The frontend runs on http://localhost:3000 and proxies API calls to http://localhost:8000.

Running Tests

cd document-parser
pip install pytest pytest-asyncio httpx
pytest tests/ -v
cd frontend
npm run test:run

Pipeline Options

These options map directly to Docling's PdfPipelineOptions.

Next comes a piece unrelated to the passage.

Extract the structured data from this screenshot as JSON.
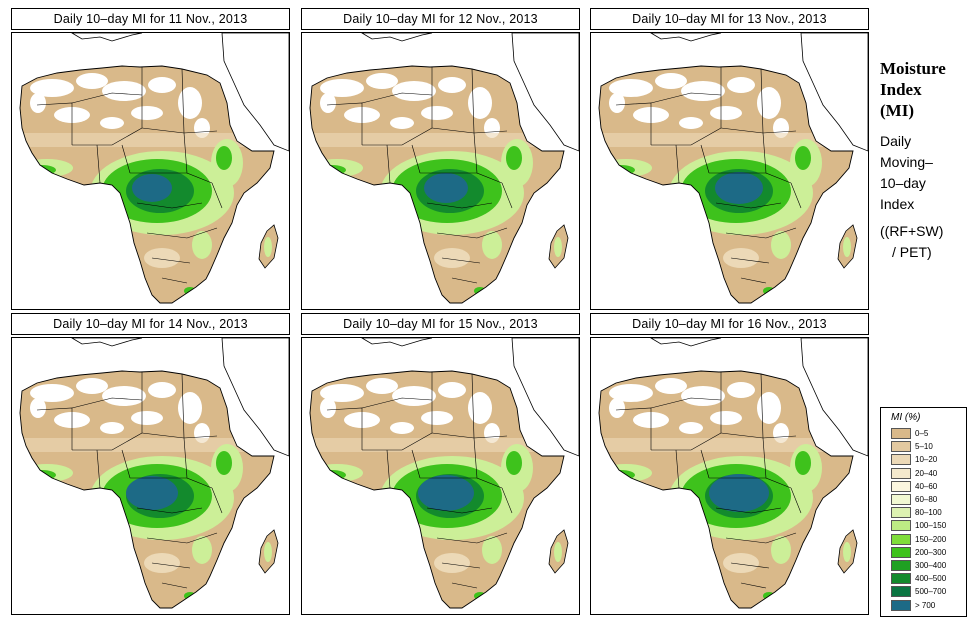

Option Default Description
do_ocr true OCR for scanned pages and embedded images
do_table_structure true Table detection and row/column reconstruction
table_mode accurate accurate (TableFormer) or fast
do_code_enrichment false Specialized OCR for code blocks
do_formula_enrichment false Math formula recognition (LaTeX output)
do_picture_classification false Classify images by type
do_picture_description false Generate image descriptions via VLM
generate_picture_images false Extract detected images as separate files
generate_page_images false Rasterize each page as an image
images_scale 1.0 Scale factor for generated images (0.1–10)

Configuration

All configuration is done via environment variables:

Variable Default Description
CORS_ORIGINS http://localhost:3000,... CORS allowed origins
UPLOAD_DIR ./uploads File storage directory
DB_PATH ./data/docling_studio.db SQLite database path
CONVERSION_TIMEOUT 600 Max seconds per Docling conversion

System Requirements

Resource Minimum Recommended
Memory 6 GB 8 GB+
CPUs 4 8+

All Docker images are multi-arch (linux/amd64 + linux/arm64). No GPU required.